Ultima tappa della giornata è Rowena Crest: offre immagini simili a quelle di Crown Point, ma con dei colori diversi: qui ci sono delle colline che appaiono simili a dune!







Fatto 30 decido di fare anche 31 e così mi dilungo verso The Dalles, antico luogo di incontro dei vari commerci fra Est ed Ovest, ma non trovo alcuna traccia di ciò se non una sede museale che, a causa del mio tardo orario di arrivo, è già chiusa.



Pensavo di potermi immettere sull'itinerario a seguire, quello del Vulcano Mount Hook, ma la cosa si fa complicata, così decido di tornare sui miei passi per un tot. di miglia, e ciò facendo comincio ad adocchiare eventuali possibilità per la sosta notturna. Alla seconda opzione che mi si presenta emetto giudizio positivo: Rest Area alle porte di Hood River, la località dalla quale parte The Mt. Hood Scenic Byway.


Diversamente da ieri, oggi la giornata è soleggiata sin dal mattino: giusto quel che ci vuole per andare in quota. Nella fase di avvicinamento il vulcano non è completamente visibile, ma sicuramente lo sarà più tardi, quando il sole sarà riuscito a diradare le nuvole che attualmente impediscono di coglierne la vetta.

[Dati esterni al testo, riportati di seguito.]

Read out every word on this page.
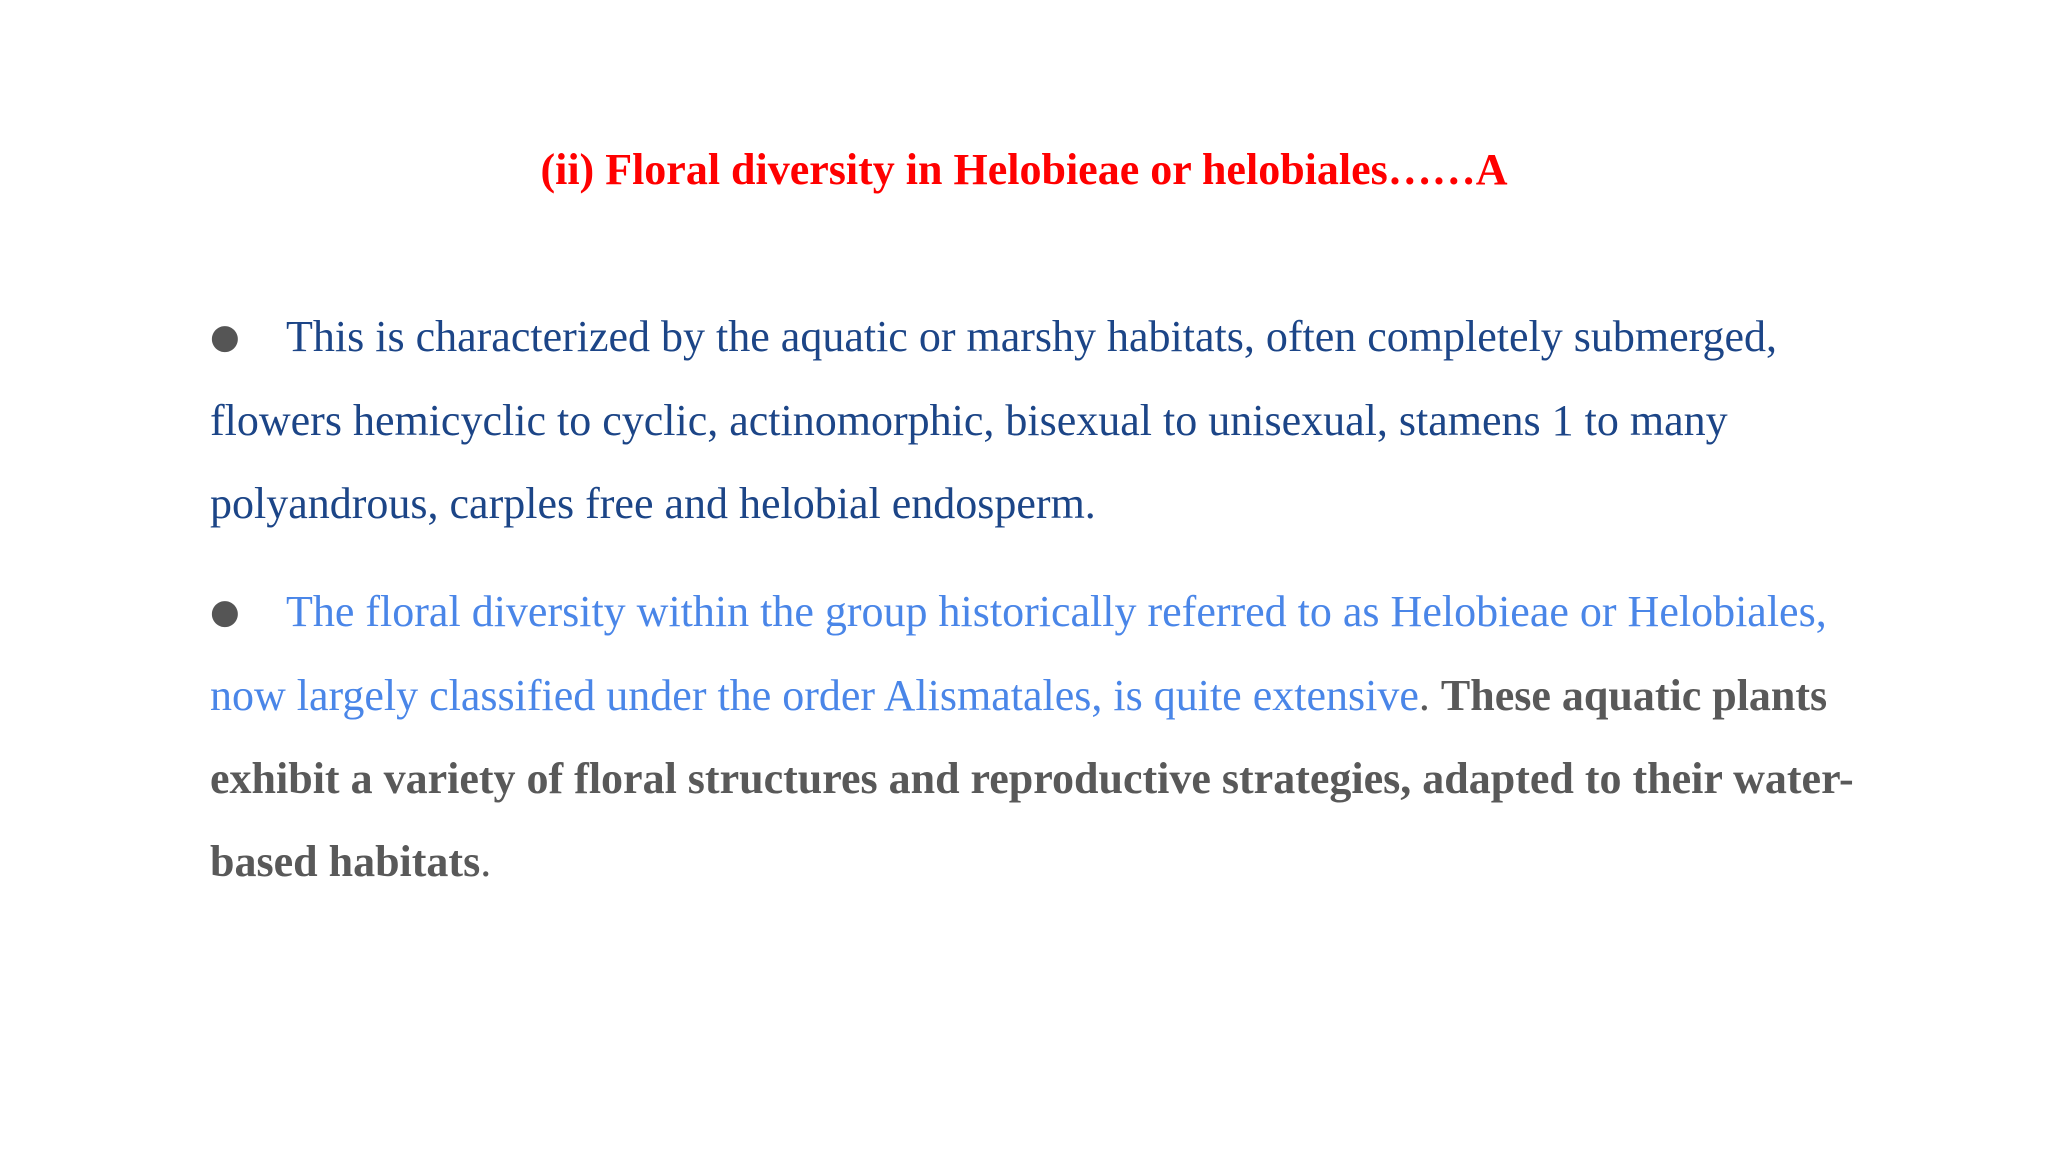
(ii) Floral diversity in Helobieae or helobiales……A

● This is characterized by the aquatic or marshy habitats, often completely submerged, flowers hemicyclic to cyclic, actinomorphic, bisexual to unisexual, stamens 1 to many polyandrous, carples free and helobial endosperm.

● The floral diversity within the group historically referred to as Helobieae or Helobiales, now largely classified under the order Alismatales, is quite extensive. These aquatic plants exhibit a variety of floral structures and reproductive strategies, adapted to their water-based habitats.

Il paesaggio delle colline è molto ingentilito dalla coltivazione della vite e dai frutteti: questa è una zona fertilissima, molto ambita dai pionieri, che si impegnavano in un avventuroso viaggio della durata di un anno pagando cifre non indifferenti agli organizzatori del trasporto (mutandis mutanda, questo mi ricorda un po' il passaggio dall'Africa all'Italia operato dagli scafisti) per potersi accaparrare un lotto di terreno in quest'area.



Appena incrocio la postazione dei Rangers mi fermo per chiarimenti: il mio quesito verte sulla possibilità di avvicinare i ghiacciai come ho potuto fare negli altri luoghi visitati. La tipa con la quale parlo, quando le spiego con che veicolo sto viaggiando, dato che la strada non è pavimentata per i 2/3 del percorso, interpella il suo capo. Questi esce per visionare il Nomade e non esita a buttarsi a terra per verificare la distanza dal suolo dello chassis e la consistenza delle coperture: dopo essersi accertato se ho la gomma di scorta ed il necessario per effettuare una eventuale sostituzione, mi comunica che, prestando molta attenzione ai numerosi Bump e guidando lentamente, dovrei farcela.
Lascio i Rangers con qualche perplessità, e visto che il tempo non sta migliorando decido di percorrere comunque la parte pavimentata e poi vedere le possibili evoluzioni.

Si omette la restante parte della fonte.